Opinion
23-457
06-11-2024
NOT FOR PUBLICATION
Submitted March 29, 2024 [**]San Francisco, California
On Petition for Review of an Order of the Board of Immigration Appeals, Agency Nos. A206-911-416 A206-911-417.
Before: PAEZ, WALLACH, and NGUYEN, Circuit Judges. [***]
MEMORANDUM [*]
Ana Rosa Guzman Silvano ("Guzman Silvano"), and her son, Josue Fernando Coria Guzman ("Coria Guzman"), natives and citizens of Mexico, petition for review of an order of the Board of Immigration Appeals ("BIA") denying their applications for asylum, withholding of removal, and the Convention Against Torture (CAT). We have jurisdiction under 8 U.S.C. § 1252(a)(1). We review factual findings for substantial evidence, and questions of law de novo. Benyamin v. Holder, 579 F.3d 970, 974 (9th Cir. 2009). We deny the petition.
1. The agency did not err in determining that Guzman Silvano did not suffer past persecution and failed to establish a well-founded fear of future persecution. Threats can constitute past persecution and may give rise to a well-founded fear of future persecution. Flores Molina v. Garland, 37 F.4th 626, 634, 638 (9th Cir. 2022) (quoting Mashiri v. Ashcroft, 383 F.3d 1112, 1119 (9th Cir. 2004)). But "cases with threats alone, particularly anonymous or vague ones, rarely constitute persecution." Duran-Rodriguez v. Barr, 918 F.3d 1025, 1028 (9th Cir. 2019) (citing Lim v. INS, 224 F.3d 929, 936 (9th Cir. 2000)). In this case, the record does not compel a finding that the singular threat Guzman Silvano experienced constituted past persecution or that a reasonable person would have had a well-founded fear of persecution.
2. Because the agency did not err in finding that Guzman Silvano does not meet the standard for asylum, it similarly did not err in determining that she does not meet the standard for withholding of removal. See Davila v. Barr, 968 F.3d 1136, 1142 (9th Cir. 2020) ("An applicant who fails to satisfy the lower standard for asylum necessarily fails to satisfy the more demanding standard for withholding of removal.").

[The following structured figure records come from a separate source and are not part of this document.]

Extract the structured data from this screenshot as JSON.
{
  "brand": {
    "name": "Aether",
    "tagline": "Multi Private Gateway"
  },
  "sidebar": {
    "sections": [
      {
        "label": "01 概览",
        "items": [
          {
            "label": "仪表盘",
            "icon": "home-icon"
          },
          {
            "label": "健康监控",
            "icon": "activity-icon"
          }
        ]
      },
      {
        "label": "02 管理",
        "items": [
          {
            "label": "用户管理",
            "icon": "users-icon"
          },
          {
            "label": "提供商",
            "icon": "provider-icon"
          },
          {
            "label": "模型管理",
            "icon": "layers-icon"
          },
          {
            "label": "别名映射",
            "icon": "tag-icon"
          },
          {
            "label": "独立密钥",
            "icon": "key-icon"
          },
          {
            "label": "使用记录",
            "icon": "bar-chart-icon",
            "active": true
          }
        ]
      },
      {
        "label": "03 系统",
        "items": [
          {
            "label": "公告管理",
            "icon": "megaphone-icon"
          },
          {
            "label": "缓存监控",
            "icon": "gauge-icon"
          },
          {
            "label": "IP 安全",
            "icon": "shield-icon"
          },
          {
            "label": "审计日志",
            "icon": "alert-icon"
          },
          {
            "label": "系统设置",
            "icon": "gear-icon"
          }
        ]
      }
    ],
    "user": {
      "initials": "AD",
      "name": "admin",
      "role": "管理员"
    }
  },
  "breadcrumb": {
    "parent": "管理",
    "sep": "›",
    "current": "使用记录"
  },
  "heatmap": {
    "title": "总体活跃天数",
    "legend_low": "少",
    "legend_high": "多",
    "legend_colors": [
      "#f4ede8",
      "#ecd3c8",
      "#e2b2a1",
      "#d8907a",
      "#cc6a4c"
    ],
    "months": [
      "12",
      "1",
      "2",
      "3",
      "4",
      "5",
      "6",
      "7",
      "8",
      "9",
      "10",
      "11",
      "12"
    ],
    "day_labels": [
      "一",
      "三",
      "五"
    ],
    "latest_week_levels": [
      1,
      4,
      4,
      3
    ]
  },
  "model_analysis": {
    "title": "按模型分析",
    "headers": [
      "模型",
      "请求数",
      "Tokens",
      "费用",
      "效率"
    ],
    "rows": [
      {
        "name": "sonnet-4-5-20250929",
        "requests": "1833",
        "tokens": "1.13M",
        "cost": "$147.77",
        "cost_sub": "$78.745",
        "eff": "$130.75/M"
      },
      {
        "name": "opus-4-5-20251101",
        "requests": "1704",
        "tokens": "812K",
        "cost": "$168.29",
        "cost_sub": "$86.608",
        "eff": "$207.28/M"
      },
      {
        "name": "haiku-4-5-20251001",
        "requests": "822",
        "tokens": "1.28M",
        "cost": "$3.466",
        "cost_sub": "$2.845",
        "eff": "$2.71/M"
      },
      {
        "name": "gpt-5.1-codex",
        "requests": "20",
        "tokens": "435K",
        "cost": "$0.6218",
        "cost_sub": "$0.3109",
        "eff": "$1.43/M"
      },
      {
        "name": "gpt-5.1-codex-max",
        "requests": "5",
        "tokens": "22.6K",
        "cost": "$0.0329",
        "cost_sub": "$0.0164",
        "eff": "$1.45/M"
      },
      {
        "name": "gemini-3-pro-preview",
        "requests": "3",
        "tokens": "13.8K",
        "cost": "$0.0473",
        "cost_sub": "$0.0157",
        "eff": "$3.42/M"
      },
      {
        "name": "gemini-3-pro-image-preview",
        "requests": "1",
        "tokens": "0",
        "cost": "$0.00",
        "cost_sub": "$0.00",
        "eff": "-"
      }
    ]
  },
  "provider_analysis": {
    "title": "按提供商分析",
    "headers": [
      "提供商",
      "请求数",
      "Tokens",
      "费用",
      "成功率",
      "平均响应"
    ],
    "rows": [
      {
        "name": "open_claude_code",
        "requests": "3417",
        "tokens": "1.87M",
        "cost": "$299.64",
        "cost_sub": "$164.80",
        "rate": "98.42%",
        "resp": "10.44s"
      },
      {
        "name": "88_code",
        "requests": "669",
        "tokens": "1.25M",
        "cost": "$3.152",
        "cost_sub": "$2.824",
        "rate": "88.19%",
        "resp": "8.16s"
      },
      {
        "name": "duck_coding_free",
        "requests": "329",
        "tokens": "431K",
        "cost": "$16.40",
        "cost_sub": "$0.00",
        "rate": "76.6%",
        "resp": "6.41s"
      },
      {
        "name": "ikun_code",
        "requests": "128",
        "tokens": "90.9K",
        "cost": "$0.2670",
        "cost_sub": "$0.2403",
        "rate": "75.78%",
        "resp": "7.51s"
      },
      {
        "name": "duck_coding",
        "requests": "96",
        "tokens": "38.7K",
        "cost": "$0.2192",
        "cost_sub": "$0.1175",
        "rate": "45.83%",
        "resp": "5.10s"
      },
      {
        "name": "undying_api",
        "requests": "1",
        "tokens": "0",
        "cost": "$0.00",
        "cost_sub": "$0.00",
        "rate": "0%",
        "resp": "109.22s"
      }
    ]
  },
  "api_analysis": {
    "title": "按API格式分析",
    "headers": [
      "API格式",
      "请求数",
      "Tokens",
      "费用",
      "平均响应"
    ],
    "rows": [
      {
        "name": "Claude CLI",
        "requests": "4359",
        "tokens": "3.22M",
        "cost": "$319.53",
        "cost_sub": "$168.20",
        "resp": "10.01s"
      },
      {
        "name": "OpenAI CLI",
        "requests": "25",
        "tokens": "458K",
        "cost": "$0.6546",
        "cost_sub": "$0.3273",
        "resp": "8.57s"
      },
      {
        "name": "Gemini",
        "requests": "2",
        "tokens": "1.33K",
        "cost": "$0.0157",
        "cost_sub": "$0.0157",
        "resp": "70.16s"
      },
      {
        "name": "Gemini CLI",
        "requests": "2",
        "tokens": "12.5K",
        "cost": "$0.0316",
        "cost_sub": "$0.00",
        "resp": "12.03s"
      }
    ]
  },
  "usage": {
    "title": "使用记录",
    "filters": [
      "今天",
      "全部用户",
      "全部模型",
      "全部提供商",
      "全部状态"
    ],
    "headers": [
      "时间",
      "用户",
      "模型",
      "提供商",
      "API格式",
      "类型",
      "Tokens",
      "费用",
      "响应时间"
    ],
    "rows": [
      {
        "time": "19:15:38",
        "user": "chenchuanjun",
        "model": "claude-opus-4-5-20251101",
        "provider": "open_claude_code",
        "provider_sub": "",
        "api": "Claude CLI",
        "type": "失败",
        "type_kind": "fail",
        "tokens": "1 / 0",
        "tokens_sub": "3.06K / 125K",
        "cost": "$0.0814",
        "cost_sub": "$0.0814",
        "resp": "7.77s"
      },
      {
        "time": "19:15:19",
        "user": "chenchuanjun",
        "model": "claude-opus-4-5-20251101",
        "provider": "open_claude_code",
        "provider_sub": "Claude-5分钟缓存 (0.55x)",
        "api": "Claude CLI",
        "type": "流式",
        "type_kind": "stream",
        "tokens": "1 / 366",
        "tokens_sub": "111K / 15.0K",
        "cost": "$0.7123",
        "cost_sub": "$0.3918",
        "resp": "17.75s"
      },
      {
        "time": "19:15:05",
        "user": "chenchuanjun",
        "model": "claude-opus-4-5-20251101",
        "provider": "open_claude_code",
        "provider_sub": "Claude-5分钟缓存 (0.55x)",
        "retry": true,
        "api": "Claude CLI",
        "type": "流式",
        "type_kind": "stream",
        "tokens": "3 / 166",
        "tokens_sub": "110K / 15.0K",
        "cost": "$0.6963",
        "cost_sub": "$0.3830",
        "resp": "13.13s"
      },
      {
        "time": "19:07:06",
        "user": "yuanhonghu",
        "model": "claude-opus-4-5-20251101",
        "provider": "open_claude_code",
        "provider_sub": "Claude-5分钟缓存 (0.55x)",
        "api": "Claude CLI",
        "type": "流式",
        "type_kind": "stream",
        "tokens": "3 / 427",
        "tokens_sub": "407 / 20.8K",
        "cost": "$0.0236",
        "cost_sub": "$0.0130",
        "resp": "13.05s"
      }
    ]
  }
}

3. As for Guzman Silvano's CAT claim, substantial evidence supports the agency's determination. She failed to show it is more likely than not that she would be tortured if she were returned. See Guo v. Sessions, 897 F.3d 1208, 1217 (9th Cir. 2018) (discussing standard).
4. The agency also did not err in rejecting her sons' claims. While it is concerning that the IJ initially forgot to address Coria Guzman's claims, counsel did not present arguments specific to Coria Guzman at the hearing and offered no evidence in support of Coria Guzman's applications beyond a reference to his mother's statement. It is true that the agency must address independent claims for relief, see Antonio v. Garland, 58 F.4th 1067, 1075 (9th Cir. 2023), and that minors' claims can differ in important respects, see e.g., Hernandez-Ortiz v. Gonzales, 496 F.3d 1042, 1045 (9th Cir. 2007).
But the IJ did address Coria Guzman's claims, albeit briefly. And as the agency explained, Coria Guzman failed to meet his burden of establishing eligibility because "his application was based on the same underlying facts as the lead respondent" and "[n]o additional evidence was provided." A reasonable factfinder could have found there was insufficient evidence to support his claims. Any potential error in failing to address the claims thoroughly was thus harmless. See Zamorano v. Garland, 2 F.4th 1213, 1228 (9th Cir. 2021) (discussing harmless error doctrine).
PETITION FOR REVIEW DENIED.
[*] This disposition is not appropriate for publication and is not precedent except as provided by Ninth Circuit Rule 36-3.
[**] The panel unanimously concludes this case is suitable for decision without oral argument. See Fed. R. App. P. 34(a)(2).
[***] The Honorable Evan J. Wallach, United States Senior Circuit Judge for the Federal Circuit, sitting by designation.